Social Service & Guidance
An advice worker helps clients in areas such as benefits, debt and money issues, law and rights, healthcare, and education. The work is challenging and varied with duties that range from interviewing clients, assessing problems and writing reports, to mediating on a client's behalf and providing legal representation at court cases and tribunals.
Other responsibilities include:
- maintaining records and information systems
- compiling statistics
- preparing/distributing publicity materials and displays
- interpreting legislation and researching cases
- referral and liaison with other relevant organisations
Advice workers help people who are often in crisis situations, with very complex problems. This can make the work stressful and emotionally demanding, but at the same time rewarding if a resolution to their problems or a way forward can be found.

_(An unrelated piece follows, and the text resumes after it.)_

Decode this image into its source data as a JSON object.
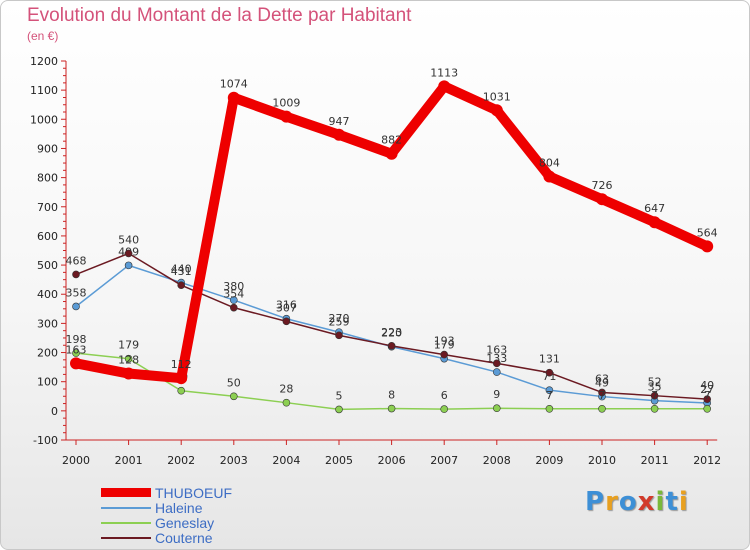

Personal Qualities and Skills
Key skills for advice workers
- Verbal and written communication skills
Pay And Opportunities
Typical employers of advice workers
- Citizens Advice
- Neighbourhood Advice Centres
- The National Health Service (NHS)
- Universities and other institutions
- Other voluntary and charitable organisations
Vacancies are advertised in local, regional and national newspapers, and through AdviceUK and the Citizens Advice. Speculative approaches to employers are advisable, particularly for work experience placements.
Qualifications and training required
Personality and relevant experience are usually more important than qualifications, although a degree in law, counselling, guidance, psychology, education, social or community work, public administration or social sciences can be helpful. The route is open to non-graduates as well as graduates.